A bead of mass $m$ slides without friction on a rod that is made to rotate at a constant angular speed $\omega$. Neglect gravity.
(a) Show that $r = r_0 e^{\omega t}$ is a possible motion of the bead, where $r_0$ is the initial distance of the bead from the pivot.
(b) For the motion described in part (a), find the force exerted
on the bead by the rod.
(c) For the motion described above, find the power exerted by
the agency that is turning the rod and show by direct calculation
that this power equals the rate of change of kinetic energy of the
bead.

I am confused about the fact that how there can be radial acceleration without any radial force. Actually I can see it from equation but how can I realize the physical meaning of this?
 A: To move in a circle, there needs to be cetripetal acceleration, and for that, there needs to be a centripetal force. As you yourself pointed out, there is no force along radial direction, which means that the bead cannot move in a circle.

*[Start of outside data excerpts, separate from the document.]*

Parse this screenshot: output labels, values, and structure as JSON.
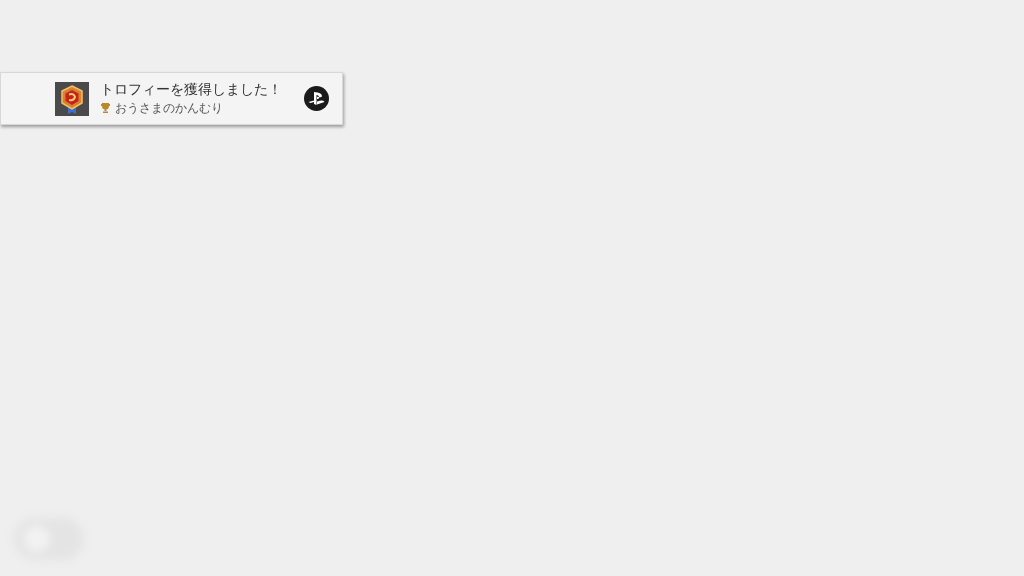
{
  "notification": {
    "title": "トロフィーを獲得しました！",
    "trophy_name": "おうさまのかんむり"
  }
}
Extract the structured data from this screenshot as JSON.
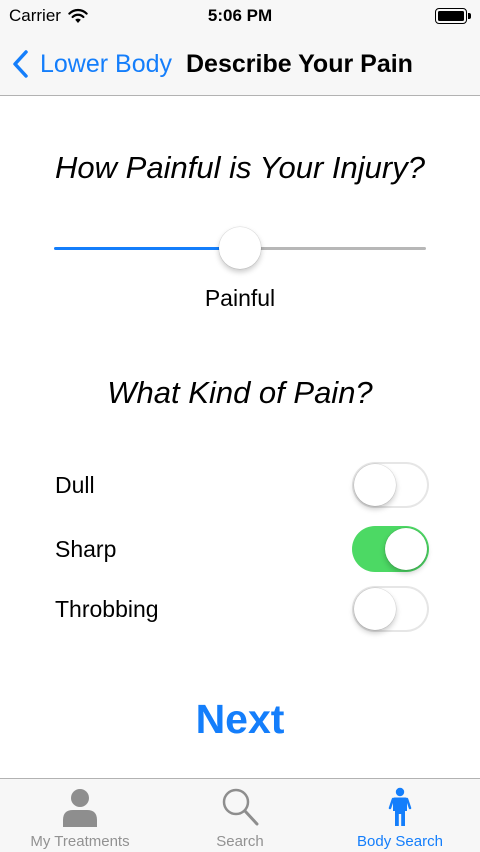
{
  "status_bar": {
    "carrier": "Carrier",
    "time": "5:06 PM"
  },
  "nav": {
    "back_label": "Lower Body",
    "title": "Describe Your Pain"
  },
  "intensity": {
    "question": "How Painful is Your Injury?",
    "slider_value_fraction": 0.5,
    "value_label": "Painful"
  },
  "pain_type": {
    "question": "What Kind of Pain?",
    "options": [
      {
        "label": "Dull",
        "on": false
      },
      {
        "label": "Sharp",
        "on": true
      },
      {
        "label": "Throbbing",
        "on": false
      }
    ]
  },
  "next_label": "Next",
  "tabs": [
    {
      "label": "My Treatments",
      "icon": "person-icon",
      "selected": false
    },
    {
      "label": "Search",
      "icon": "magnifier-icon",
      "selected": false
    },
    {
      "label": "Body Search",
      "icon": "body-icon",
      "selected": true
    }
  ],
  "colors": {
    "accent": "#147efb",
    "switch_on": "#4cd964",
    "tab_inactive": "#929292",
    "bar_background": "#f7f7f7"
  }
}
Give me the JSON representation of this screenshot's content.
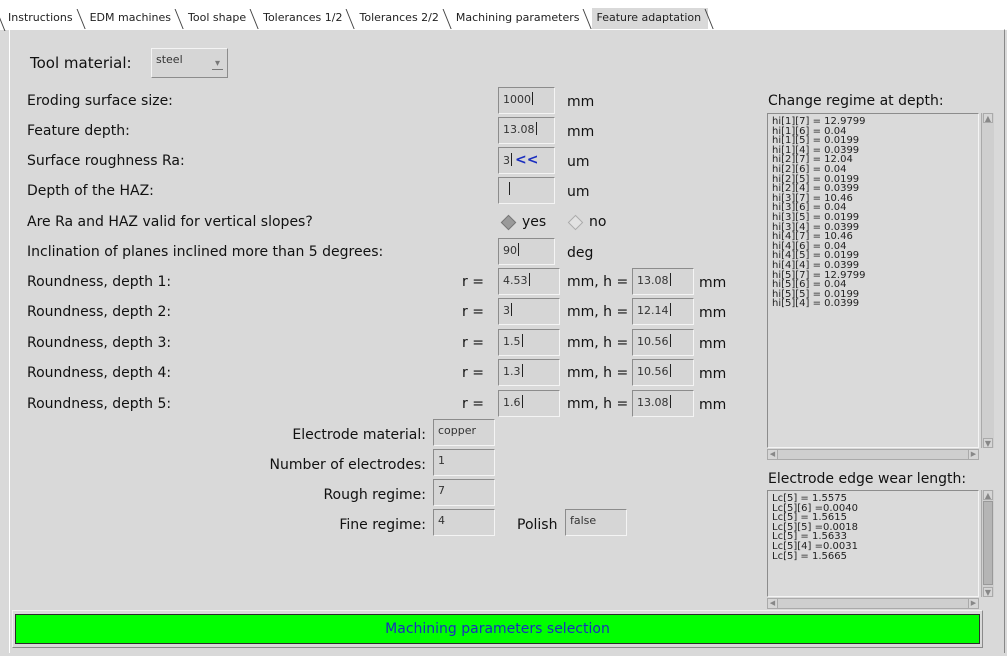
{
  "tabs": [
    "Instructions",
    "EDM machines",
    "Tool shape",
    "Tolerances 1/2",
    "Tolerances 2/2",
    "Machining parameters",
    "Feature adaptation"
  ],
  "active_tab_index": 6,
  "tool_material": {
    "label": "Tool material:",
    "value": "steel"
  },
  "rows": {
    "eroding": {
      "label": "Eroding surface size:",
      "value": "1000",
      "unit": "mm"
    },
    "depth": {
      "label": "Feature depth:",
      "value": "13.08",
      "unit": "mm"
    },
    "roughness": {
      "label": "Surface roughness Ra:",
      "value": "3",
      "marker": "<<",
      "unit": "um"
    },
    "haz": {
      "label": "Depth of the HAZ:",
      "value": "",
      "unit": "um"
    },
    "valid": {
      "label": "Are Ra and HAZ valid for vertical slopes?",
      "yes": "yes",
      "no": "no",
      "selected": "yes"
    },
    "inclination": {
      "label": "Inclination of planes inclined more than 5 degrees:",
      "value": "90",
      "unit": "deg"
    }
  },
  "roundness": [
    {
      "label": "Roundness, depth 1:",
      "r_label": "r =",
      "r": "4.53",
      "h_label": "mm, h =",
      "h": "13.08",
      "unit": "mm"
    },
    {
      "label": "Roundness, depth 2:",
      "r_label": "r =",
      "r": "3",
      "h_label": "mm, h =",
      "h": "12.14",
      "unit": "mm"
    },
    {
      "label": "Roundness, depth 3:",
      "r_label": "r =",
      "r": "1.5",
      "h_label": "mm, h =",
      "h": "10.56",
      "unit": "mm"
    },
    {
      "label": "Roundness, depth 4:",
      "r_label": "r =",
      "r": "1.3",
      "h_label": "mm, h =",
      "h": "10.56",
      "unit": "mm"
    },
    {
      "label": "Roundness, depth 5:",
      "r_label": "r =",
      "r": "1.6",
      "h_label": "mm, h =",
      "h": "13.08",
      "unit": "mm"
    }
  ],
  "electrode": {
    "material": {
      "label": "Electrode material:",
      "value": "copper"
    },
    "count": {
      "label": "Number of electrodes:",
      "value": "1"
    },
    "rough": {
      "label": "Rough regime:",
      "value": "7"
    },
    "fine": {
      "label": "Fine regime:",
      "value": "4"
    },
    "polish": {
      "label": "Polish",
      "value": "false"
    }
  },
  "regime_panel": {
    "title": "Change regime at depth:",
    "lines": [
      "hi[1][7] = 12.9799",
      "hi[1][6] = 0.04",
      "hi[1][5] = 0.0199",
      "hi[1][4] = 0.0399",
      "hi[2][7] = 12.04",
      "hi[2][6] = 0.04",
      "hi[2][5] = 0.0199",
      "hi[2][4] = 0.0399",
      "hi[3][7] = 10.46",
      "hi[3][6] = 0.04",
      "hi[3][5] = 0.0199",
      "hi[3][4] = 0.0399",
      "hi[4][7] = 10.46",
      "hi[4][6] = 0.04",
      "hi[4][5] = 0.0199",
      "hi[4][4] = 0.0399",
      "hi[5][7] = 12.9799",
      "hi[5][6] = 0.04",
      "hi[5][5] = 0.0199",
      "hi[5][4] = 0.0399"
    ]
  },
  "wear_panel": {
    "title": "Electrode edge wear length:",
    "lines": [
      "Lc[5] = 1.5575",
      "Lc[5][6] =0.0040",
      "Lc[5] = 1.5615",
      "Lc[5][5] =0.0018",
      "Lc[5] = 1.5633",
      "Lc[5][4] =0.0031",
      "Lc[5] = 1.5665"
    ]
  },
  "status": {
    "text": "Machining parameters selection",
    "color": "#00ff00",
    "text_color": "#1a2ebf"
  },
  "colors": {
    "background": "#d9d9d9",
    "marker": "#1a2ebf"
  }
}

Another way to see this is that the rod exerts a tangential force on the bead, so it gains some velocity in the tangential direction. However at the next instant, as the rod rotates through some angle, the earlier tangential direction is no longer the tangential direction; there is some radial component to it. Thus the bead travels in the radial direction due to the forces exerted by the sides of the rod.
A: 
I am confused about the fact that how there can be radial acceleration without any radial force. Actually I can see it from equation but how can I realize the physical meaning of this?

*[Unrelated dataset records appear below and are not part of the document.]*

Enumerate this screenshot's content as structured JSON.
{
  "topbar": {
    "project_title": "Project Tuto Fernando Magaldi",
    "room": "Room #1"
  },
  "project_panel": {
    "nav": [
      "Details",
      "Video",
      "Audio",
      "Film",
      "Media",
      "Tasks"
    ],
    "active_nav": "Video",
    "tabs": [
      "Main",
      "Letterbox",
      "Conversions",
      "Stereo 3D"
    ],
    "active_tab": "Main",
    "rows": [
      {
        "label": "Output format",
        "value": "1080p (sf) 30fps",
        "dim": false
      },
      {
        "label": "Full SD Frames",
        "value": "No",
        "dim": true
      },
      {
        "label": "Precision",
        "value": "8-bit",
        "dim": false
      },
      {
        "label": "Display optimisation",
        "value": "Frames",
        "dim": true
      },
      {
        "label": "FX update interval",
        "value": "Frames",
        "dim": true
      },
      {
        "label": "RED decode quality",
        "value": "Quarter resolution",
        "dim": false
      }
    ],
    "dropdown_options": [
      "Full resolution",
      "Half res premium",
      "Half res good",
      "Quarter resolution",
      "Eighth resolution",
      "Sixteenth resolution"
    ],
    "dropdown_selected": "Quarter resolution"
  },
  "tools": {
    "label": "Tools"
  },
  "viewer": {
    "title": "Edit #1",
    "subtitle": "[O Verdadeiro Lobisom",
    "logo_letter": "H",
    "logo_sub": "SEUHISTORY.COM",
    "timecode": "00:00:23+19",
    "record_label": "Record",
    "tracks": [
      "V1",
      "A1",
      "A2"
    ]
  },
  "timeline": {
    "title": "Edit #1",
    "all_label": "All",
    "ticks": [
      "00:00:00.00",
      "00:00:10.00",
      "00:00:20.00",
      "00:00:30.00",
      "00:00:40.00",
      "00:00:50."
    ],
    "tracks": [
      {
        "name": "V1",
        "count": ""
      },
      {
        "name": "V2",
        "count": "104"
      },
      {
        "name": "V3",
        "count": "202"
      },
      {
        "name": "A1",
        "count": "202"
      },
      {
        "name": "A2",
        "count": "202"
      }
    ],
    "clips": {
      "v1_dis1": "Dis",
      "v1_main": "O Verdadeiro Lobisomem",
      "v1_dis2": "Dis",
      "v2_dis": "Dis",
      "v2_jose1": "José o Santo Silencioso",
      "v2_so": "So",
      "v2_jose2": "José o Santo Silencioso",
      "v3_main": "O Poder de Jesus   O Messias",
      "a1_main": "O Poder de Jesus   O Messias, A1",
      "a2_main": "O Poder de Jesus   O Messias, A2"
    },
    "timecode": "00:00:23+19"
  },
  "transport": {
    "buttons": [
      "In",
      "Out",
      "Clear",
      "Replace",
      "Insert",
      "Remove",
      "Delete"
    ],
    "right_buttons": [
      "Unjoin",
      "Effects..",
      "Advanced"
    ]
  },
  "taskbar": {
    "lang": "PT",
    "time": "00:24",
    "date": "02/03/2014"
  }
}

For completeness, let's first include the math here.
For Newton's second law in polar coordinates we have
$$\mathbf F=m\mathbf a=m(\ddot r-r\dot\theta^2)\,\hat r+m(r\ddot\theta+2\dot r\dot\theta)\,\hat\theta$$
Now, one should be careful about what they mean by "radial acceleration". If by radial acceleration you mean $a_r=F_r/m$, then of course if there is no radial force then there is no radial acceleration. However, you seem to be more interested in $\ddot r$ as the "radial acceleration". And of course as you can see, if $F_r=\ddot r-r\dot\theta^2=0$, this does not mean that $\ddot r=0$ unless $r$ or $\dot\theta$ are $0$.
But what is happening physically? The issue here is that $\hat r$ and $\hat\theta$ change directions in space. This is different from the intuition we develop in introductory physics in Cartesian coordinates where the unit vectors are constant. Therefore, you cannot equate motion in some "direction" with acceleration in some "direction". This is because "radial" and "tangential" are not unique, constant directions; my radial could be your tangential. Indeed, as  @dnaik has already pointed out more generally, in uniform circular motion the acceleration is entirely radial, and yet there is no motion in the radial direction.
If you want to get back to this intuition, then move back to Cartesian coordinates. Of course it is harder to keep track of the forces, but it will work.